Она попыталась представить, как команда и пассажиры готовили девочку к долговременному выживанию на погибающем корабле. Поразительно! Свита Авернус пожертвовала ради этого жизнями. Шаттл был полон замерзшими телами. Шри изучила насосы и дрожжевую культуру, так долго поддерживавшую жизнь Юли, а потом много и интересно беседовала с исследователями, изучавшими геном и протеом.
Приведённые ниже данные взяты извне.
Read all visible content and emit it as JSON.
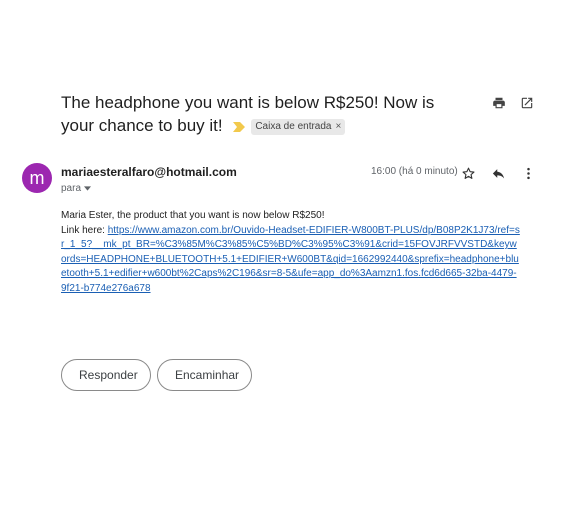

Похоже, Юли в самом деле была биологической дочерью Авернус, а не клоном и обладала несколькими интригующе необычными вставками в генах, контролирующими развитие мозга и нервной системы. Гиппокамп Юли был больше обычного, синаптические связи в ретикулярной формации, зрительной коре и новой коре, а в особенности в области Вернике, управляющей обработкой языка и речью, оказались необыкновенно развитыми. Был аккуратно и малозаметно изменен миелин, закрывавший аксоны двигательных и сенсорных нервов. Короче говоря, ее нервы быстрее передавали данные, рефлексы и обработка информации на разных уровнях по скорости существенно превосходили нормальные человеческие. Были и другие изменения. Часть — обычная для всех дальних: физиологическая адаптация к низкой гравитации, изменение в радужке для лучшего видения в сумерках. Однако были модифицированы и мускульные волокна Юли, синтез и хранение АТФ, способность гемоглобина переносить кислород. Метаболизм был тоже существенно модифицирован. Девочка сама могла синтезировать нужные аминокислоты.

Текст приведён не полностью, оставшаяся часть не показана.